In fact there was far more singing than I expected with several strong voices on display such as Henry Hammersla (I Believe) and Alex Malone (Maybe This Time). Indeed the first half ended in raucous fashion as ‘The Girls’ of the class presented their Protest Song that challenged, far more indelicately than I will describe it, certain, ahem, expectations of female grooming. It had the small but appreciative audience chuckling their way to the bake sale in the foyer. An aside: damn nice homemade cookies and cake!
There was a lot of accent work on display and clearly this is a focus over the journey. It featured as the group revisited productions such as The Golden Age, Speaking in Tongues/No Worries and Chekhov in Yalta where, damn it, Felicity McKay will create Magic If! There were two specific Accent and Dialect Monologues as well, by Julio Cesar and Kirsty Marillier.
Physicality was highlighted with a mix of fight sequences and the inhabiting of everything from animals to the poor, twisted creatures of The Golden Age to Toddlers. The last I had seen conducted as an exercise by Angela Punch-McGregor during Open Day so I was delighted to watch Adam Sollis and Jane Watt channel their inner child with such abandon.
The humour here was more of the sly variety, for example Joel Horwood and Jonny Hawkins having fun in an excerpt from Waiting for Godot where the worst possible insult, far above moron or sewer rat, was musical theatre student! The transitions worked better in the second half but there were times the audience was unsure when to clap so some ‘acts’ didn’t get their just applause as they bled into the next. This certainly wasn’t the case after Hawkin’s Tribute to Stritch, a statuesque performance in stockings, heels, wig and a dress.
All the third year shows were reprised with the sequence from Festen giving me the same uncomfortable feeling as when I first saw it, a testament to that production’s power and to the skill of this class. Realism revisited some brave moments with Liam Maguire, Harriet Davies and Alexis Lane featuring while Great Expectations had a quick whip around by the chorus. I was intrigued by the glimpses of shows I hadn’t seen, namely The Resistible Rise of Arturo Ui and Hour of the Wolf (second year production).
It was an engaging tour of three years of hard work and talent with the dramatic highlight being the work of Holly Dryoff, Aleks Mikic, Emma Diaz and Henry Hammersla in the Othello scene which had great intensity particularly from Diaz and Mikic. The Protest Song was an unexpected treat and the understated humour throughout worked well. Not everyone had a featured moment but all worked well in the various ensembles including Steph Tsindos and Alexander Frank. I’ve only just realised one person was missing, Harry Richardson whose Herbert I quite enjoyed in Great Expectations.
Well done one and all and thank you for a great year. Thank you also to the second year students who were on front of house and bake sale duty. It was great to chat with some of you and I look forward to seeing Blood Wedding and hearing what your third year shows will be.

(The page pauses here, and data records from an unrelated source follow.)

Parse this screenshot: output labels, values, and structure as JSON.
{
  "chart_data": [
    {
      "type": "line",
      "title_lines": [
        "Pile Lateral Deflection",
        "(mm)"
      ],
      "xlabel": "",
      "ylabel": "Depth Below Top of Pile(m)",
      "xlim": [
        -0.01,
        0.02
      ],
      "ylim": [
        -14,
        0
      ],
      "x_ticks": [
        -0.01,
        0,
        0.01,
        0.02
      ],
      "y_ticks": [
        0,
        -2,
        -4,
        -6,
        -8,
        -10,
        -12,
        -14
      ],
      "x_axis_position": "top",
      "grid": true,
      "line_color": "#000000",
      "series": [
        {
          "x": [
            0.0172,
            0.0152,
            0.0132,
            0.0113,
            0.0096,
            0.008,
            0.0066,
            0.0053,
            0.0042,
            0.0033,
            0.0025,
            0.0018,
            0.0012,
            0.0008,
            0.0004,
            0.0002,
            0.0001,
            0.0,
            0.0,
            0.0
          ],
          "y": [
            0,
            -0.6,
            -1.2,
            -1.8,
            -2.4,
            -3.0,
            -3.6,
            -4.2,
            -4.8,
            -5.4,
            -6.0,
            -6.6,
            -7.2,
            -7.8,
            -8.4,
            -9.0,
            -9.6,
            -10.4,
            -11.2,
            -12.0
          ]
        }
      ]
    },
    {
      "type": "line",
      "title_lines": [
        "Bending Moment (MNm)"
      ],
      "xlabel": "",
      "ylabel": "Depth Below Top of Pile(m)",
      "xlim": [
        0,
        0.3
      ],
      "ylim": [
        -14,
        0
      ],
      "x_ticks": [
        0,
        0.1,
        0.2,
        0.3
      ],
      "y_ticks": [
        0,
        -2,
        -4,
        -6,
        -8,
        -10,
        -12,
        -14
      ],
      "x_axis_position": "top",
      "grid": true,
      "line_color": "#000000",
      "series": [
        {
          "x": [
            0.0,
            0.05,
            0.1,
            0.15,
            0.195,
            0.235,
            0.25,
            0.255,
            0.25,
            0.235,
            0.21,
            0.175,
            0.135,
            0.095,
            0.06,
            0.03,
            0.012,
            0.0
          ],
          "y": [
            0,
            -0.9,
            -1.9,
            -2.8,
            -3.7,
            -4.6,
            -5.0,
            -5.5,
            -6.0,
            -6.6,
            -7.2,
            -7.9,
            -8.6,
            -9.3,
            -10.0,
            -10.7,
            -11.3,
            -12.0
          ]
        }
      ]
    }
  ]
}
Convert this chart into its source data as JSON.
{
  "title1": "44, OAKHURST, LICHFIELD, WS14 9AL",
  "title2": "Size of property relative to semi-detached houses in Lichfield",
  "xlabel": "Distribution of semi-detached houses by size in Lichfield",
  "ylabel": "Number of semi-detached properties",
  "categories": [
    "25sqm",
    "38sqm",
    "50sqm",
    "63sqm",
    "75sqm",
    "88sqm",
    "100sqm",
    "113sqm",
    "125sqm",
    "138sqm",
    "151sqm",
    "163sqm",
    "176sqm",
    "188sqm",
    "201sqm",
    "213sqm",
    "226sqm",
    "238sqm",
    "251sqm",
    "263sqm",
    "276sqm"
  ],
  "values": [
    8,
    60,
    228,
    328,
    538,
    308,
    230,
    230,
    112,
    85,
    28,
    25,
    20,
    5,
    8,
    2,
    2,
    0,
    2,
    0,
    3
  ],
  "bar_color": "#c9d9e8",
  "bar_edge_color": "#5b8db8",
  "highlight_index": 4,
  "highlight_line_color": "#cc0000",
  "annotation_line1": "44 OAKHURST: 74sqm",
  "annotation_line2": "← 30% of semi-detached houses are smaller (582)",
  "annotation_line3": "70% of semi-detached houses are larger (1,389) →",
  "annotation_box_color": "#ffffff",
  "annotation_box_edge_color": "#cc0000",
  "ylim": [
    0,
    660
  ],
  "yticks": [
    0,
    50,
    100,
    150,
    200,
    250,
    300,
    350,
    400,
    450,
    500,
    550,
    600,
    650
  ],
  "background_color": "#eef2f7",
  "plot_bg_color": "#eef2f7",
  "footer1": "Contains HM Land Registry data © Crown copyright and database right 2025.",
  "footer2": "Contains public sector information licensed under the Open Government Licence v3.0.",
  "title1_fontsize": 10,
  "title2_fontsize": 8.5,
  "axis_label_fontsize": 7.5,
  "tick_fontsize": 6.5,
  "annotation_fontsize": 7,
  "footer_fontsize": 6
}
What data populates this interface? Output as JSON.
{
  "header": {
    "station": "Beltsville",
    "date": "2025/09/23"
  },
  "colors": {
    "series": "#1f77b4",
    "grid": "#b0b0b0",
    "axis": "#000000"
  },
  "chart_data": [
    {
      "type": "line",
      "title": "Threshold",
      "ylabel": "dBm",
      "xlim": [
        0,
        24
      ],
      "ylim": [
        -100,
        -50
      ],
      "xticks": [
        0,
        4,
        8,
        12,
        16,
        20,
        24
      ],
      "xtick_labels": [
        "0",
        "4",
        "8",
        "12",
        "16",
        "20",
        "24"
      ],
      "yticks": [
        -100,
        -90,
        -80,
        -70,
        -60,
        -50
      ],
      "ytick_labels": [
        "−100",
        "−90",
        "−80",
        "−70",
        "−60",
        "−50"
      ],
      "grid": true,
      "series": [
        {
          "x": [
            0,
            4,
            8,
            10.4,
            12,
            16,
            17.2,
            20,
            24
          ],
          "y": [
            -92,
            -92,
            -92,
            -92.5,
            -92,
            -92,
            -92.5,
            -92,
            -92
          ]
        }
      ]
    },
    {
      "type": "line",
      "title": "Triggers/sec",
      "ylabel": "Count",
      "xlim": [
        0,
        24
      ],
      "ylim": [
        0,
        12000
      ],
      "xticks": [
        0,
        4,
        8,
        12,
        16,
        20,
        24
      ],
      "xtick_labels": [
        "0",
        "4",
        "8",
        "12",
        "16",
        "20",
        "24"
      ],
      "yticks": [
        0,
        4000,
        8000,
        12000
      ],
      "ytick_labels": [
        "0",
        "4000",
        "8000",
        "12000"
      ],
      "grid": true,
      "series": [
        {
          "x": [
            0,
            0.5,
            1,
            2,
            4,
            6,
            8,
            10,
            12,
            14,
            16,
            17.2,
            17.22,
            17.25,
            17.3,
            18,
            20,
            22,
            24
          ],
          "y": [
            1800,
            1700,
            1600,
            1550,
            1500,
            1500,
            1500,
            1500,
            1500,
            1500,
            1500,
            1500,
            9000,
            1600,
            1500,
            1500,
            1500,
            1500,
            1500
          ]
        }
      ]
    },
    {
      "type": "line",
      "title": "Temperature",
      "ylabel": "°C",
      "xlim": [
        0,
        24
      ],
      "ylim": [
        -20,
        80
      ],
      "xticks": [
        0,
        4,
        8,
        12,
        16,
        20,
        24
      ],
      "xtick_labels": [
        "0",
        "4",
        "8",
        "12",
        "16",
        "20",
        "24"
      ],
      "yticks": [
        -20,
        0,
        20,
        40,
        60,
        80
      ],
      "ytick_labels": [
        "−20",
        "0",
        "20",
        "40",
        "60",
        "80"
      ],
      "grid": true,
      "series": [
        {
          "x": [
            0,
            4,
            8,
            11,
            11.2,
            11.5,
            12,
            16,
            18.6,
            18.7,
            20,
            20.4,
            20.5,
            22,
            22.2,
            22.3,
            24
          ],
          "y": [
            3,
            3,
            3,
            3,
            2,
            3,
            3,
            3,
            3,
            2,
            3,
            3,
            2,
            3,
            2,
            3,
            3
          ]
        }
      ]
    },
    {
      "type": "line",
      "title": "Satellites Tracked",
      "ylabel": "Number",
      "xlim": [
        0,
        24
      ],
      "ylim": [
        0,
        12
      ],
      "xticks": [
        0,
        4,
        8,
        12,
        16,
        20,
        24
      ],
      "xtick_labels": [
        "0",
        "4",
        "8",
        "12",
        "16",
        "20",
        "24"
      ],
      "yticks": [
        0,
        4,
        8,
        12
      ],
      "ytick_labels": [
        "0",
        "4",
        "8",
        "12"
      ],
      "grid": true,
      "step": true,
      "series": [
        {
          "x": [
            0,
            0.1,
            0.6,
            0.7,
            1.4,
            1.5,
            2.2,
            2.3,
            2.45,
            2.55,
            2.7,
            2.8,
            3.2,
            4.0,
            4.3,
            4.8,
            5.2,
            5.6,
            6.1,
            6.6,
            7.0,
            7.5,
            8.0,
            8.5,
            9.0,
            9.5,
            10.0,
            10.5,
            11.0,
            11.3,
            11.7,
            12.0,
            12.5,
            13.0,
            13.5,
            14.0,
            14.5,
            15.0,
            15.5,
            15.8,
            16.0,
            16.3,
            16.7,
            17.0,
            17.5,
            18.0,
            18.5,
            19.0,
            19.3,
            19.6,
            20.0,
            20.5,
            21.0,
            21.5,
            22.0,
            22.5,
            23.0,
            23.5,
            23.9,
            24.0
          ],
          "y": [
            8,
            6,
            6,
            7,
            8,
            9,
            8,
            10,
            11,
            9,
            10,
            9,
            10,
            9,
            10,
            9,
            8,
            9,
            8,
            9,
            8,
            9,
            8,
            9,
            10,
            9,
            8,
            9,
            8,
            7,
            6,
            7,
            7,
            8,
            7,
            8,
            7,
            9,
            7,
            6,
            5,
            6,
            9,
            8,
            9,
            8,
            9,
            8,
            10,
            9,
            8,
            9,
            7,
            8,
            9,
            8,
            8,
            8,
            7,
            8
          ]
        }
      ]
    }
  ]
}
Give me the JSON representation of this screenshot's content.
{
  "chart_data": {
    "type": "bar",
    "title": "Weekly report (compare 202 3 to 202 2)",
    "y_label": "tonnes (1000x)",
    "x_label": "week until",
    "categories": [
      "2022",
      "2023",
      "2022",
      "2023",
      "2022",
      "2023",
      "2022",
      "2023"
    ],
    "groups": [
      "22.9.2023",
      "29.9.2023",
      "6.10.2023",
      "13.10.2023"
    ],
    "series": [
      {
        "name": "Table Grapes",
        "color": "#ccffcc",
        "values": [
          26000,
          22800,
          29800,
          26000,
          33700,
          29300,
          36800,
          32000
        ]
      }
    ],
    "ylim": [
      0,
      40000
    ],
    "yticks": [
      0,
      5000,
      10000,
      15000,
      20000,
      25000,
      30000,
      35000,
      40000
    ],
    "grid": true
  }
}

Now, as mentioned, the audience wasn’t that large for a Saturday matinee on the first hot day of the impending summer. But there is one more show left, Sunday at 5pm and the money collected from ticket sales, the raffle and bake sale help get these talented actors over east for their showcase tour. It’s going to be stormy and awful outside so go and see some theatrical magic instead!